I point my camera and make a photo of my new friend. Now, I no longer have to decide how long I will remain in the shade. I will let my actions be determined by my new companion’s movements. When they move on, I will move on. This little game I decide to play is new to me and, in the moment seems liberating.
Minutes pass and my friend saunters into the Bangkok heat. Without hesitation, I make my way towards the shady bits of the flower market and into the day ahead.
Tour buses in droves stop at Shirakawago Village. We’re all here. We, the fortunate. Italians. Americans. French. Singaporeans. Chinese. I can’t blame the tour operators or those packed into the coaches for being here. After all, I hopped off one of those buses myself.
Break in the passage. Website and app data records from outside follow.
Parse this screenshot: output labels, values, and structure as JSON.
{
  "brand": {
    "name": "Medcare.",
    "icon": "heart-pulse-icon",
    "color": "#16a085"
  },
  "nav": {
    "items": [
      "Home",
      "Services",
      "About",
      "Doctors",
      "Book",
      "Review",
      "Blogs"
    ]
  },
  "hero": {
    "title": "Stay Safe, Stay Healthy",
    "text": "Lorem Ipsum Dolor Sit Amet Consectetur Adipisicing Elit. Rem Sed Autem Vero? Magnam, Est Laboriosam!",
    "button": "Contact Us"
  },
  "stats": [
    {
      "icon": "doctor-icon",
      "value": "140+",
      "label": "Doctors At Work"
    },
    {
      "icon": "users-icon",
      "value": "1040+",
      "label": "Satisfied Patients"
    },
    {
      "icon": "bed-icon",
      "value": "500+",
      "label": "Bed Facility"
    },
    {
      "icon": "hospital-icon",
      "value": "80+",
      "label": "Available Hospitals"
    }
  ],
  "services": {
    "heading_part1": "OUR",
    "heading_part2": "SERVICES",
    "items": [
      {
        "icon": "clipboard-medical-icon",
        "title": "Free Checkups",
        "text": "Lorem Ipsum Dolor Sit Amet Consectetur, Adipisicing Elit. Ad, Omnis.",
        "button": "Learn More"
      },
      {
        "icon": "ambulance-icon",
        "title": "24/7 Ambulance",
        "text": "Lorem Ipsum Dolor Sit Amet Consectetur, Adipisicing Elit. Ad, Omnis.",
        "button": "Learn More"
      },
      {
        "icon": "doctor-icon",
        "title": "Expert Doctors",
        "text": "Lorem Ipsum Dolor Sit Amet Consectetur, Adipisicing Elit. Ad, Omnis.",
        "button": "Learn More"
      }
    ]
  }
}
This UNESCO World Heritage Site is on Japan’s tourist circuit for a reason. Just a couple of hours from the hub of Takayama, the thatched roof, A-frame homes of Shirakawago are the main attraction. When seen from the mountainous overlooks surrounding the valley, the tiny enclave is an idyllic view into Japan’s cultural past, the very glimpse that most tourists hope to see.
Natural and traditional beauty aside, our hosts in Shirakawago seem jaded, put off by the influx of visitors. If their faces and curt responses are indicators, the residents of Shirakawago are already “over it.”
I don’t know what the residents of Shirakawago think about the tourism boom. I don’t bother to ask if my assumptions about the clear Catch 22 are correct. I worry that my clarifying questions will only serve as salt in an open wound. I choose to withhold my queries and simply wonder if those who live here would rather see their home overrun with umbrella-pumping-tour-guides or if they would choose the more solitary, less economically prosperous existence of days gone.
I continue through the village as a voyeur, stopping by a pond to take a photograph of a Shiragkawago home. A million others before me have taken this photo and I, again, realize that I am not creating anything special or unique. Even though I am producing the photos for a travel photography client, I am just like every other tourist here. I am a spectator. I take, take, take and give nothing back save the tiny sprinkle on the local economy.
I worry about this special village and hope that Shirakawago has peace with the decisions it makes about its future.